Study shows warming of Lake Tahoe

The waters of Lake Tahoe are warming up at almost twice the rate of the world's oceans, probably as a consequence of global climate change, according to a new study released by UC Davis scientists on Dec. 20. The higher warming rate, reported for the first time in the new study, could have major implications for public plans to keep the lake blue.

It is not known if a warmer Lake Tahoe would be bluer and clearer or greener and murkier. But warmer water temperatures almost certainly will mean less mixing of lake waters, which could have two effects: Reduced mixing could mean less dilution of particle concentrations in the surface water each winter, keeping the water cloudy. Or it could mean fewer nutrients get carried from deep waters to shallow waters to stimulate algal growth, making the water clearer.

"It's not immediately obvious what the potential effects of climate change will be to the lake's clarity," said lakes expert Geoffrey Schladow, director of the UC Davis Tahoe Environmental Research Center. "UC Davis and other research teams in the Tahoe Basin have been figuring out how this lake works for 40-plus years. We've had to factor in the emerging impacts of growth and development in the basin.

"Now we will factor in a warming climate, with all the changes that could bring to the dynamics of the lake's water system, including changes in rainfall and snowfall amounts, the amount and seasonal timing of rainwater and snowmelt runoff, and lake mixing."

Other researchers have previously reported that winter air temperatures in the Sierra are rising, and spring snowmelt and runoff are occurring earlier. "These are worrisome findings," Schladow said. "Weather-pattern changes in the northern Sierra are likely to affect water supplies for cities and agriculture in much of California.
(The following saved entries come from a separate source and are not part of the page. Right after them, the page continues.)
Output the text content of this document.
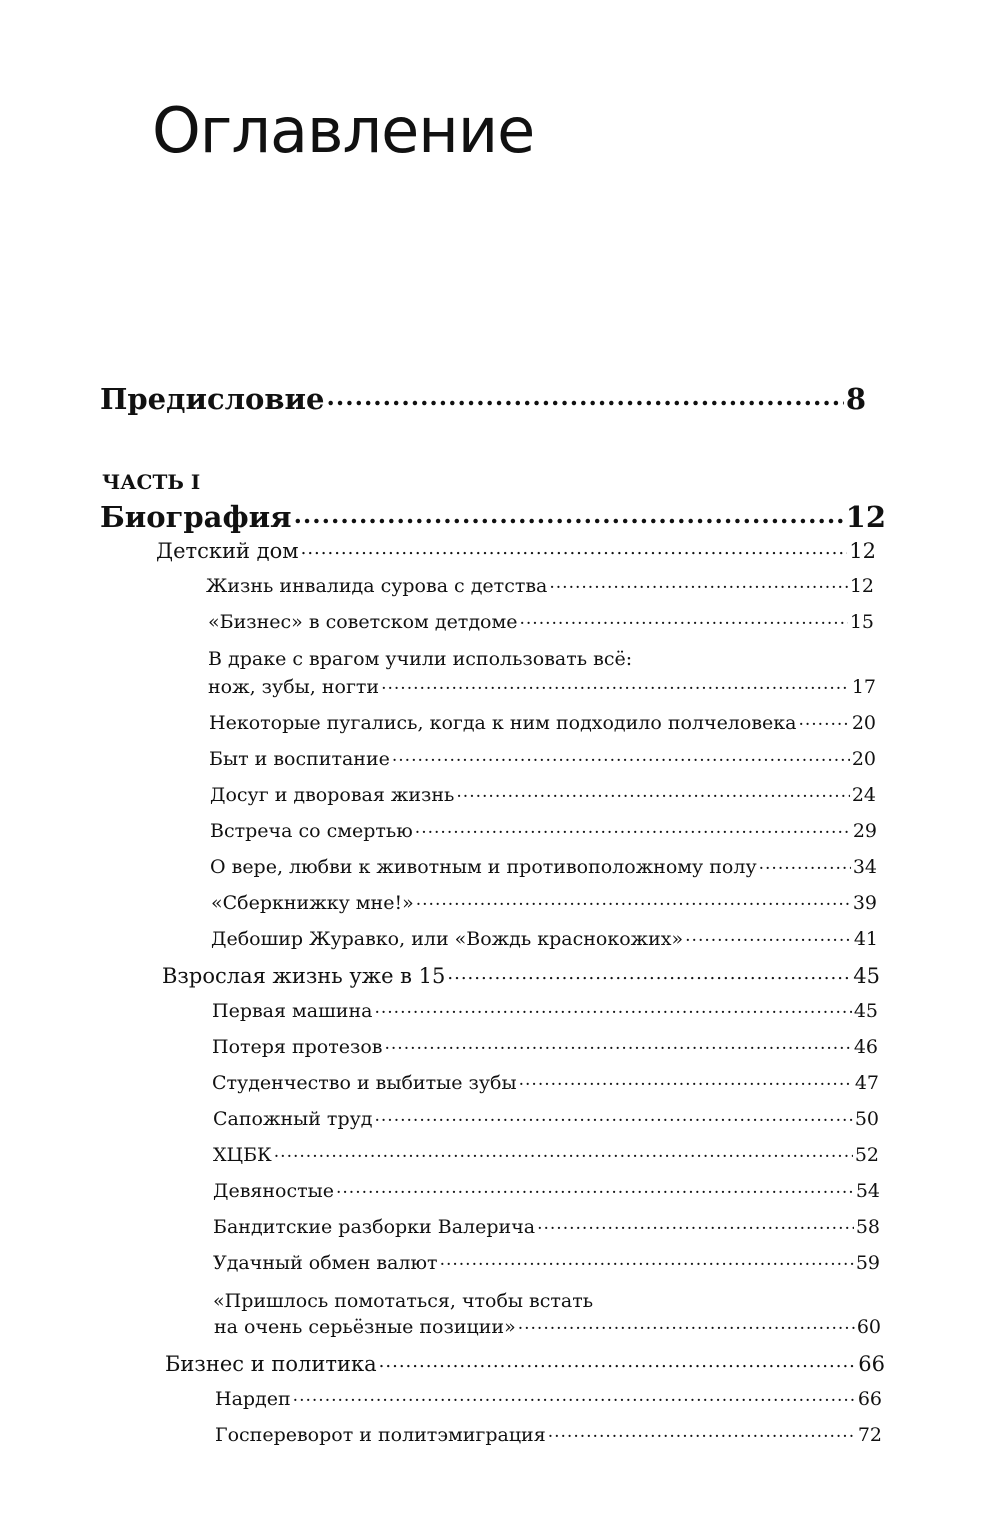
Оглавление
Предисловие .....	8
ЧАСТЬ I
Биография .....	12
Детский дом .....	12
Жизнь инвалида сурова с детства .....	12
«Бизнес» в советском детдоме .....	15
В драке с врагом учили использовать всё:
нож, зубы, ногти .....	17
Некоторые пугались, когда к ним подходило полчеловека .....	20
Быт и воспитание .....	20
Досуг и дворовая жизнь .....	24
Встреча со смертью .....	29
О вере, любви к животным и противоположному полу .....	34
«Сберкнижку мне!» .....	39
Дебошир Журавко, или «Вождь краснокожих» .....	41
Взрослая жизнь уже в 15 .....	45
Первая машина .....	45
Потеря протезов .....	46
Студенчество и выбитые зубы .....	47
Сапожный труд .....	50
ХЦБК .....	52
Девяностые .....	54
Бандитские разборки Валерича .....	58
Удачный обмен валют .....	59
«Пришлось помотаться, чтобы встать
на очень серьёзные позиции» .....	60
Бизнес и политика .....	66
Нардеп .....	66
Госпереворот и политэмиграция .....	72
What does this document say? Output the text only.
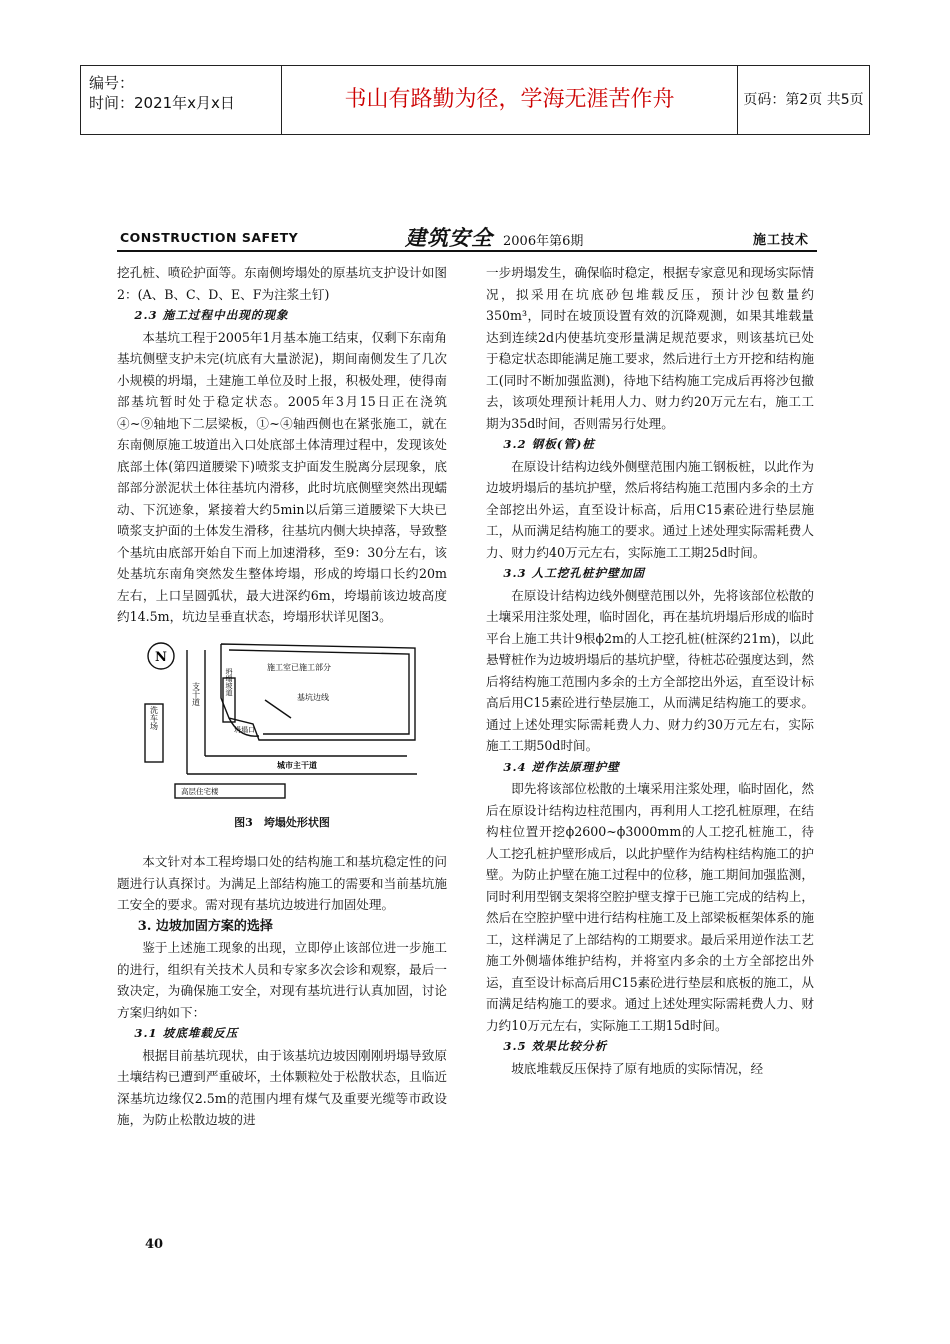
编号：
时间：2021年x月x日	书山有路勤为径，学海无涯苦作舟	页码：第2页 共5页
CONSTRUCTION SAFETY	建筑安全 2006年第6期	施工技术

挖孔桩、喷砼护面等。东南侧垮塌处的原基坑支护设计如图2：(A、B、C、D、E、F为注浆土钉)

2.3 施工过程中出现的现象

本基坑工程于2005年1月基本施工结束，仅剩下东南角基坑侧壁支护未完(坑底有大量淤泥)，期间南侧发生了几次小规模的坍塌，土建施工单位及时上报，积极处理，使得南部基坑暂时处于稳定状态。2005年3月15日正在浇筑④~⑨轴地下二层梁板，①~④轴西侧也在紧张施工，就在东南侧原施工坡道出入口处底部土体清理过程中，发现该处底部土体(第四道腰梁下)喷浆支护面发生脱离分层现象，底部部分淤泥状土体往基坑内滑移，此时坑底侧壁突然出现蠕动、下沉迹象，紧接着大约5min以后第三道腰梁下大块已喷浆支护面的土体发生滑移，往基坑内侧大块掉落，导致整个基坑由底部开始自下而上加速滑移，至9：30分左右，该处基坑东南角突然发生整体垮塌，形成的垮塌口长约20m左右，上口呈圆弧状，最大进深约6m，垮塌前该边坡高度约14.5m，坑边呈垂直状态，垮塌形状详见图3。

N
支干道
洗车场
坍塌坡道
施工室已施工部分
基坑边线
坍塌口
城市主干道
高层住宅楼
图3　垮塌处形状图

本文针对本工程垮塌口处的结构施工和基坑稳定性的问题进行认真探讨。为满足上部结构施工的需要和当前基坑施工安全的要求。需对现有基坑边坡进行加固处理。

3. 边坡加固方案的选择

鉴于上述施工现象的出现，立即停止该部位进一步施工的进行，组织有关技术人员和专家多次会诊和观察，最后一致决定，为确保施工安全，对现有基坑进行认真加固，讨论方案归纳如下：

3.1 坡底堆载反压

根据目前基坑现状，由于该基坑边坡因刚刚坍塌导致原土壤结构已遭到严重破坏，土体颗粒处于松散状态，且临近深基坑边缘仅2.5m的范围内埋有煤气及重要光缆等市政设施，为防止松散边坡的进

一步坍塌发生，确保临时稳定，根据专家意见和现场实际情况，拟采用在坑底砂包堆载反压，预计沙包数量约350m³，同时在坡顶设置有效的沉降观测，如果其堆载量达到连续2d内使基坑变形量满足规范要求，则该基坑已处于稳定状态即能满足施工要求，然后进行土方开挖和结构施工(同时不断加强监测)，待地下结构施工完成后再将沙包撤去，该项处理预计耗用人力、财力约20万元左右，施工工期为35d时间，否则需另行处理。

3.2 钢板(管)桩

在原设计结构边线外侧壁范围内施工钢板桩，以此作为边坡坍塌后的基坑护壁，然后将结构施工范围内多余的土方全部挖出外运，直至设计标高，后用C15素砼进行垫层施工，从而满足结构施工的要求。通过上述处理实际需耗费人力、财力约40万元左右，实际施工工期25d时间。

3.3 人工挖孔桩护壁加固

在原设计结构边线外侧壁范围以外，先将该部位松散的土壤采用注浆处理，临时固化，再在基坑坍塌后形成的临时平台上施工共计9根ϕ2m的人工挖孔桩(桩深约21m)，以此悬臂桩作为边坡坍塌后的基坑护壁，待桩芯砼强度达到，然后将结构施工范围内多余的土方全部挖出外运，直至设计标高后用C15素砼进行垫层施工，从而满足结构施工的要求。通过上述处理实际需耗费人力、财力约30万元左右，实际施工工期50d时间。

3.4 逆作法原理护壁

即先将该部位松散的土壤采用注浆处理，临时固化，然后在原设计结构边柱范围内，再利用人工挖孔桩原理，在结构柱位置开挖ϕ2600~ϕ3000mm的人工挖孔桩施工，待人工挖孔桩护壁形成后，以此护壁作为结构柱结构施工的护壁。为防止护壁在施工过程中的位移，施工期间加强监测，同时利用型钢支架将空腔护壁支撑于已施工完成的结构上，然后在空腔护壁中进行结构柱施工及上部梁板框架体系的施工，这样满足了上部结构的工期要求。最后采用逆作法工艺施工外侧墙体维护结构，并将室内多余的土方全部挖出外运，直至设计标高后用C15素砼进行垫层和底板的施工，从而满足结构施工的要求。通过上述处理实际需耗费人力、财力约10万元左右，实际施工工期15d时间。

3.5 效果比较分析

坡底堆载反压保持了原有地质的实际情况，经

40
They have the potential to impact the entire operation of the state's system of reservoirs and rivers, and the ecological systems they support."

While important local implications of the new findings have to do with Lake Tahoe clarity, they have broader significance as evidence of climate change in the northern Sierra Nevada.

For the new study, UC Davis research ecologist Robert Coats analyzed a 33-year data set of more than 7,300 measurements of lake-water temperature collected by UC Davis scientists. Coats also is a consulting hydrologist and owner of the firm Hydroikos Ltd. in San Rafael. He found that from 1969 to 2002, the lake's water temperature increased, on average, 0.027 degrees Fahrenheit (0.015 degrees Celsius) per year.

Over the 33-year period, the temperature increased about 0.88 degrees Fahrenheit (0.5 degrees Celsius). This is similar to warming reported in other big lakes around the world, including the Great Lakes of North America; Lake Zurich, Switzerland; and Lake Tanganyika, Africa.

It is about twice the warming reported, on average, for the world's oceans, according to reports by scientists measuring indications of global climate change (such as shifts in air and water temperatures, precipitation patterns, cloud and ice coverage and plant distribution).

Coats also compared the Tahoe water-temperature records to Tahoe air-temperature records. He found that nighttime air temperatures rose 3.6 degrees Fahrenheit (2 degrees Celsius) in the past 90 years -- sufficient to account for most of the water warm-up.

"Also, in looking at the precipitation data for Tahoe City over the same period, we found a significant shift from snowfall to rain," he said.

Coats has four UC Davis co-authors on the new study. Joaquim Perez-Losada, a post-doctoral researcher, ran a computer model to confirm that the observed changes in lake temperature and internal heat storage were consistent with lake weather records. Schladow contributed to the analysis, as did pioneering Tahoe researcher Charles Goldman. And staff research associate Robert Richards measured lake temperature and other parameters of the lake ecosystem from 1969 until his retirement in October.

Coats presented the new findings at the Biennial Pacific Climate Workshop in Asilomar last March, and at a December meeting of the American Geophysical Union in San Francisco. He has submitted the study for publication in the peer-reviewed journal Climatic Change.

Goldman, a limnologist, or expert in the science of lakes, began scientific studies of Lake Tahoe in 1959. He introduced novel techniques for measuring the ecological health of the lake and was the first scientist to warn that Tahoe's famous cobalt blue color was threatened.

Academic institutions and public agencies are working together to restore and preserve the Tahoe Basin ecosystem. Some of the most active research programs are at UC Davis, the University of Nevada, Reno, the Desert Research Institute, NASA, the California Regional Water Quality Control Board (which helped fund the water-temperature study), the Nevada Department of Environmental Protection, the California Air Resources Board, the U.S. Forest Service, and the Tahoe Regional Planning Agency.

All those groups are currently engaged in producing an unprecedented set of environmental management plans for the basin, called Pathway 2007.

To further understand the lake, UC Davis is building the Tahoe Environmental Research Center, a $13 million research and education center, to be located near the lake, on the campus of Sierra Nevada College in Incline Village, Nev.